Back down in the Bear Cave Parking Lot, I locked the gate and pulled up to the trash can. Having just spent the equivalent of an entire workday cleaning up after miscreants, I now faced a seething, stinking barrel of garbage writhing with maggots. Pulling on old throw-away gloves, I reached in and found three empty spray paint cans, three light gray plastic spray paint can tops, and a slew of Keystone Light beer cans. This suggested that the dot-painters may have indeed littered, and that other subsequent groups of cavers had picked up their litter. This also suggested that some adults were on that trip, or perhaps they were ALL adults who never attained full mental development.

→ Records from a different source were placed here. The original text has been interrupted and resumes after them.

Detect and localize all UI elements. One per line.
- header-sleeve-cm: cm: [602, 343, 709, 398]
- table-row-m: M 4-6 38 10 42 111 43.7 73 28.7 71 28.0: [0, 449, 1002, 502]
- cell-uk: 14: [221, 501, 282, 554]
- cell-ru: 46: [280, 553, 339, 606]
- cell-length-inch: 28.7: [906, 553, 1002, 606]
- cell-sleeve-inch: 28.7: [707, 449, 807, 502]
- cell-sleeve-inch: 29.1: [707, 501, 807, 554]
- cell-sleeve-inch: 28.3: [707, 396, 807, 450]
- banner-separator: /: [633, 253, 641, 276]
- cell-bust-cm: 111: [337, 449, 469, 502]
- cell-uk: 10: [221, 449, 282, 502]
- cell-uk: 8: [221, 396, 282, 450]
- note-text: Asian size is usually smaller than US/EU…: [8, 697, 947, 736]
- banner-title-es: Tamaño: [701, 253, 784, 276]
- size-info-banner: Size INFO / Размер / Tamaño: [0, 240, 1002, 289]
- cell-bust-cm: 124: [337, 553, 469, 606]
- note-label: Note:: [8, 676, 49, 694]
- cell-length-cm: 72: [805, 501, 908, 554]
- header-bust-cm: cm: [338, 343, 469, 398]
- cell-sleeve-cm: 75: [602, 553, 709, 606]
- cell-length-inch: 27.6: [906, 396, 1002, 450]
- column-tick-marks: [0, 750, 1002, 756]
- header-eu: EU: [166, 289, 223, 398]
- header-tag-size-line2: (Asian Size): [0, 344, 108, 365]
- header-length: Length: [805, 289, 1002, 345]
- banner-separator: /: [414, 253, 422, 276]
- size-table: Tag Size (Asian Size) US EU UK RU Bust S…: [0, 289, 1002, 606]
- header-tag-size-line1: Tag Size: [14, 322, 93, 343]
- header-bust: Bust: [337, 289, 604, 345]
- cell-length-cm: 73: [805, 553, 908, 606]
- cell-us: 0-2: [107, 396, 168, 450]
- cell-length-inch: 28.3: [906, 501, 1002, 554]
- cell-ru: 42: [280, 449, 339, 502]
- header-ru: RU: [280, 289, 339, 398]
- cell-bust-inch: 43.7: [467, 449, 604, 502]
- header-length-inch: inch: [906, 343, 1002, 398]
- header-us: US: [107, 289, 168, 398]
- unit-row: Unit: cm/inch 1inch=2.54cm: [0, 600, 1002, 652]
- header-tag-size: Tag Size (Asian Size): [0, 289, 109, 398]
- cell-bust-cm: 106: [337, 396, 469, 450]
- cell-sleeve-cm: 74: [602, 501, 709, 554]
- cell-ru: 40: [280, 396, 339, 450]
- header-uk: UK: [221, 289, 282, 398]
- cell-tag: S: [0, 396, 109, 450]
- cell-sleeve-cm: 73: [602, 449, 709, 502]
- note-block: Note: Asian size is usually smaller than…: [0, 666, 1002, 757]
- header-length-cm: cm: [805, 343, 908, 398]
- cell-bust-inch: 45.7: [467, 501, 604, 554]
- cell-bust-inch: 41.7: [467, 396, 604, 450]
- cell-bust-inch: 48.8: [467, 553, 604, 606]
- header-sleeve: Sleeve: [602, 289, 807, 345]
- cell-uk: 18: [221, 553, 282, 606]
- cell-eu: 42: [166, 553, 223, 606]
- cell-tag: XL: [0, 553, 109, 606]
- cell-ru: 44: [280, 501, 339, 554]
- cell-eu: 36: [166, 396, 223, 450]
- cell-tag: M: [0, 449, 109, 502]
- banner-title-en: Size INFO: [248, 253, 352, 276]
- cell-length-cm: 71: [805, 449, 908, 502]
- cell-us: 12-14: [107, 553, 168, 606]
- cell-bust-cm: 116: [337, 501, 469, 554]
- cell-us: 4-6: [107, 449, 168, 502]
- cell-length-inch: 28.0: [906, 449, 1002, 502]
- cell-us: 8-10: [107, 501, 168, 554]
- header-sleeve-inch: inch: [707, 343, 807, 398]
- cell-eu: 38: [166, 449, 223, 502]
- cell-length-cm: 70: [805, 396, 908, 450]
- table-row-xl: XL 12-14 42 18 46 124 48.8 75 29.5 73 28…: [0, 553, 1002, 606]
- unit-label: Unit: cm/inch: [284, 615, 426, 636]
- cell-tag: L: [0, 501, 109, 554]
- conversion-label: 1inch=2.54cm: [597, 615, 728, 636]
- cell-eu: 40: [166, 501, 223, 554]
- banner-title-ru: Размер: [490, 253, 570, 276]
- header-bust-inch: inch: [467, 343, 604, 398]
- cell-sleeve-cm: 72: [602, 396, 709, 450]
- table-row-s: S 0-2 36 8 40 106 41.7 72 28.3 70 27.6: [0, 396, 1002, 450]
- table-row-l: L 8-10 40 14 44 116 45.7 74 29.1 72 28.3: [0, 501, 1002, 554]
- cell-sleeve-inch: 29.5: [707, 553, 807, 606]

In a rare moment of clear thought, I asked myself, “Why am I playing trash-man for half-brained idiots?”

During the summer of 2011, the Bear Cave Parking Lot trash can began to attract garbage-scattering bears and raccoons. And it was literally falling apart at the seams. I decided to empty its soggy, gut-wrenching mass one last time into a large heavy-duty bag. Then I rolled its rusted carcass onto its side, and jumped up and down on it to flatten it. I hauled the contents over to Ridgeview Park for the trash pickup, and gave the flattened can to the Park’s caretaker for scrap recycling.

From now on, Bear Cave visitors will have to haul away their own trash. I posted a sign: “You pack it in, you pack it back out. You fail to pack it out, you get kicked out.”

Fortunately, this was the only incident of vandalism at Bear Cave during 2011.